Overview of Forex Regulation at the State Level
Why is my state regulating over-the-counter Spot Forex?
Although it is commonly believed that the CFTC has exclusive jurisdiction over all commodity transactions, many states have chosen to step in and regulate in areas that the CFTC does not. One of these areas is off-exchange, or over-the-counter, foreign exchange trading.
The Commodity Exchange Act (“CEA”), passed by congress in 1936, is the basis of most commodity law in the U.S. With the recent amendments made by the Commodity Futures Modernization Act of 2000, the CEA provides the framework within which commodity traders and commodity account managers operate.
The CEA gives exclusive jurisdiction to the CFTC to regulate all commodity future and commodity option contracts traded on regulated exchanges. However, the CEA does not grant any jurisdiction to the CFTC in matters of foreign currency traded in the spot or forward markets. So that means that forex traders don’t have to register with anyone, right? Wrong.
The Arizona Court of Appeals decided in a 2003 decision, Eastern Vanguard Forex v. Arizona Corporation Commission, that the carve out in the CEA did not preempt states from regulating over-the-counter spot forex. Instead, the court came to the opposite conclusion, stating that the CEA specifically reserved the area for the states to legislate.
This interpretation may come as a surprise to many forex traders, but arguing preemption is an uphill battle. The states are often very reluctant to give up authority to the federal government, especially when it comes to their ability to protect citizens from investment fraud. The resulting regulatory landscape is intensely complicated and may require a spot forex trader or the manager of a forex fund to register with each state in which they have clients.
Colorado, for example, has a lengthy commodity code that grants regulators broad authority to oversee commodity transactions. The Colorado Commodity Code defines foreign currency as a commodity and requires forex managers to register with the CFTC as a futures commission merchant (FCM). This, of course, is a hefty mandate. Registration as an FCM is extremely burdensome and requires, among other things, $500,000 in net capital which must be evidenced by audited financial statements.
While it may be possible to obtain relief from state registration requirements through a written interpretive or exemptive opinion from the state securities division, obtaining relief is never guaranteed. Even a well crafted argument based on sound legal principles may sit on the desk of an administrator for 6 months to a year before a response is issued. If you can get it, though, no-action relief is a good outcome, and as long as you conduct your business in accordance with the description in your letter, you will not be subject to enforcement action.
Operating out of compliance is risky. Some states are becoming quite aggressive in pursuing unregistered forex traders and managers. Pennsylvania has recently been pursuing forex account managers who utilize a Percentage Allocation Management Module (PAMM), a technology from FXCM that allows forex account managers to execute trades for multiple, separate accounts, saving the time and cost of executing trades manually and individually. The accounts are not pooled, per se, but Pennsylvania has taken the position that forex accounts managed through a PAMM platform are securities, and would thus require state registration.
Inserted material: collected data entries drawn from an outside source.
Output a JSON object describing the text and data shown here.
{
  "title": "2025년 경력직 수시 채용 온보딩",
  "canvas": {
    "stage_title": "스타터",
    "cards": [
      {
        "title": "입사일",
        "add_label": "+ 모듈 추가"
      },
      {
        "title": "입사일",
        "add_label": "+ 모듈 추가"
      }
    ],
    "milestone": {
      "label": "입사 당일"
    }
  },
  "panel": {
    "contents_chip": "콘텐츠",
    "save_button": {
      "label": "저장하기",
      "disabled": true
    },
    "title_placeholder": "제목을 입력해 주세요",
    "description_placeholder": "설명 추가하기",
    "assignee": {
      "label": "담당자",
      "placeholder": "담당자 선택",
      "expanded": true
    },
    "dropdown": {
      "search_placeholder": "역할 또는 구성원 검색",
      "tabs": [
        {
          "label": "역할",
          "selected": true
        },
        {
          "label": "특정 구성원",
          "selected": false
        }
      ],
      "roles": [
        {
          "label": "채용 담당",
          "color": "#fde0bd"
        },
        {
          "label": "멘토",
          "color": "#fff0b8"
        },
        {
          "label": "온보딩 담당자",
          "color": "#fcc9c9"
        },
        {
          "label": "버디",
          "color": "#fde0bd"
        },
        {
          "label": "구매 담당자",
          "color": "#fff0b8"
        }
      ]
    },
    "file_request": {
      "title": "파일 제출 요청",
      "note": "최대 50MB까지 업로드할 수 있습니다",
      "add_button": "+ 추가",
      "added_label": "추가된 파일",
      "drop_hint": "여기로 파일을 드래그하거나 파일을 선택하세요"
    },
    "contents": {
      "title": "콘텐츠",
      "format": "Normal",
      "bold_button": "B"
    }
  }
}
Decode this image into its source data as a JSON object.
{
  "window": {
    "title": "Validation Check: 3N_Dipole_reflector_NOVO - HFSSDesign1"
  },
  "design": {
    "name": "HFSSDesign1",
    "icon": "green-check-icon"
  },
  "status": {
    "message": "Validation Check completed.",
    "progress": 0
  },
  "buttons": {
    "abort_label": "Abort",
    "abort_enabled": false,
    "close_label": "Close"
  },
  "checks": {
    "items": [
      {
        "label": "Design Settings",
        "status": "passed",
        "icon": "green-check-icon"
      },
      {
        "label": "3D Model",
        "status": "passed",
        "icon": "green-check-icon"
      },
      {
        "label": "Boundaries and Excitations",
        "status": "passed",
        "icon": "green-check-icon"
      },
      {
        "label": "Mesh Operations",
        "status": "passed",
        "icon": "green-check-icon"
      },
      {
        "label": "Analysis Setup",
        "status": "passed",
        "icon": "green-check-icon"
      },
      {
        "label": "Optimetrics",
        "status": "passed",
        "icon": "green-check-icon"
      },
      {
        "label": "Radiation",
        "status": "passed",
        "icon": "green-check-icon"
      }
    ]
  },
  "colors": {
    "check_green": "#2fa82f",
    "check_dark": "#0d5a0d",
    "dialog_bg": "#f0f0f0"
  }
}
This position is extreme and threatens registration for all omnibus account managers, but fighting the issue in court is probably not worth it for most small managers. Also, a victory in one state does not mean that any other state is going to decide the issue the same way. The headache of multiple lawsuits in multiple states could disrupt a business for several years.
Off-exchange forex is one of the only areas left where the states are able to exert influence over the operation of national and global markets. There are state enforcement agencies all over the country looking to make their presence felt and justify their own existence. The only thing forex manager and traders can do, faced with this type of regulatory nightmare, is get informed on the issues. This can be a daunting task with so little information available.
What is certain is that when you are starting a new forex operation or are looking at your current business, consider carefully whether you should register and how you might operate so as to fit within an exemption. The consequences to your business of operating without conducting an examination of the applicable rules can be serious. If you don’t know whether the states in which you do business are regulating forex managers, then your best bet is to consult with a licensed attorney that specializes in these complex issues.
Much is yet to be determined regarding the future of state influence in the booming forex industry, and although it is likely that harmonization will occur eventually, legislative changes can be agonizingly slow. Truly, many top security and commodity regulators believe that the only way to fully protect investors and the market at large is for state and federal regulators to work together. As of today, due to the law’s intricacy and disparity, it seems that forex managers have been cast into operational doubt, with few places to turn for good information or genuine help.